A primeira fase do acordo durará 42 dias. "As partes se comprometeram a negociar a segunda etapa antes desse prazo. O Hamas libertará 33 reféns israelenses, vivos e mortos, em troca da soltura de centenas de terroristas palestinos condenados. Também haverá um cessar-fogo, uma retirada militar em Gaza e o retorno dos palestinos para suas casas, no norte de Gaza", afirmou ao Correio Eytan Gilboa, professor de relações internacionais da Universidade de Bar-Ilan, em Ramat Gan (perto de Tel Aviv).
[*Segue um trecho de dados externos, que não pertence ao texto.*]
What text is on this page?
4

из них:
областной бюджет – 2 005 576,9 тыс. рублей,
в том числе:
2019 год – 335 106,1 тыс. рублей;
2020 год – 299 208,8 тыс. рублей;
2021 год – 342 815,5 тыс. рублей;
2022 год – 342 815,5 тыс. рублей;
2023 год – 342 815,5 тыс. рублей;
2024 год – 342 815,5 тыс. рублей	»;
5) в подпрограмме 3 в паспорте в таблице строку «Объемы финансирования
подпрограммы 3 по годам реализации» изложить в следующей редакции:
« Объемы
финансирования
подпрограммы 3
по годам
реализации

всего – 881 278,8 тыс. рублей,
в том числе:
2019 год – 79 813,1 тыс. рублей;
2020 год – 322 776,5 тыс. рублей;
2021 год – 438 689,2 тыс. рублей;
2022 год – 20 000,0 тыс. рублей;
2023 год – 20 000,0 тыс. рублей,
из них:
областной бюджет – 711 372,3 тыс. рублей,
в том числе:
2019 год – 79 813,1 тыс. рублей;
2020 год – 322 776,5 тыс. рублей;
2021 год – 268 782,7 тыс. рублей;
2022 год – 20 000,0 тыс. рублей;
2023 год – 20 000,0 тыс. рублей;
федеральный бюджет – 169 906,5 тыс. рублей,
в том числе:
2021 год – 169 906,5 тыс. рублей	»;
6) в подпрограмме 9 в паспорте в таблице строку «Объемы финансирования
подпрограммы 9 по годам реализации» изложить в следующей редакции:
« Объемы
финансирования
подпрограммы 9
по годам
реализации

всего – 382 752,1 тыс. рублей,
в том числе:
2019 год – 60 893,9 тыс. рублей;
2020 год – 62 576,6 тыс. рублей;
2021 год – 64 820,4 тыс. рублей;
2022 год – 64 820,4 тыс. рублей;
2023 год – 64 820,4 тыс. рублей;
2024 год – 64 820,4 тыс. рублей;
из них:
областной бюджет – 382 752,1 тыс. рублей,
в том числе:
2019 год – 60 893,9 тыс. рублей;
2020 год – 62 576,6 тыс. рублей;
Cientista político na mesma universidade, Gerald Steinberg explicou à reportagem que Ben Gvir sozinho, ou mesmo com dois aliados, não tem condições de derrubar a coalizão. "Netanyahu não ficará chateado se Ben Gvir sair e não for mais ministro. Um problema maior pode resultar de membros do Likud, que estão expressando oposição aos termos do acordo", observou. O especialista vê o acordo com reservas. Ele reconhece que, depois de 470 dias, Israel precisa tentar acabar com o trauma nacional, por meio de um pacto difícil que os traga para casa. "No entanto, as etapas em direção a um cessar-fogo e à retirada militar de Gaza permitirão ao Hamas reivindicar a vitória e continuar a controlar o território", alertou. Gilboa reforçou que o Hamas tem o histórico de violar acordos. "Se eles tentarem manipular a libertação dos sequestrados, contrabandear armas ou deslocar combatentes, o acordo será quebrado e Israel retomará a guerra contra eles", disse.
Enquanto fazia os últimos ajustes para a votação do acordo, Israel mantinha os bombardeios à Faixa de Gaza. Somente na noite desta quinta-feira, a aviação israelense atacou 50 alvos. Desde o anúncio do acordo, na quarta-feira (15), 75 palestinos morreram durante as incursões aéreas e centenas ficaram feridos. Em Deir el-Balah, no centro da Faixa de Gaza, a professora Huda Al Assar, 57, desabafou ao Correio, por telefone: "As bombas estão caindo muito perto da gente, bem próximo da minha casa". "Daqui até domingo, só Deus sabe quem continuará vivo", comentou. Na Cidade de Gaza, a ativista palestina Reham Al-Qiq, 40, disse que a notícia sobre a iminência do cessar-fogo despertou na população sentimentos de alegria e júbilo, em meio a lágrimas e dor. "Queremos voltar para nossas casas, das quais fomos desalojados, sabendo que elas se tornaram escombros.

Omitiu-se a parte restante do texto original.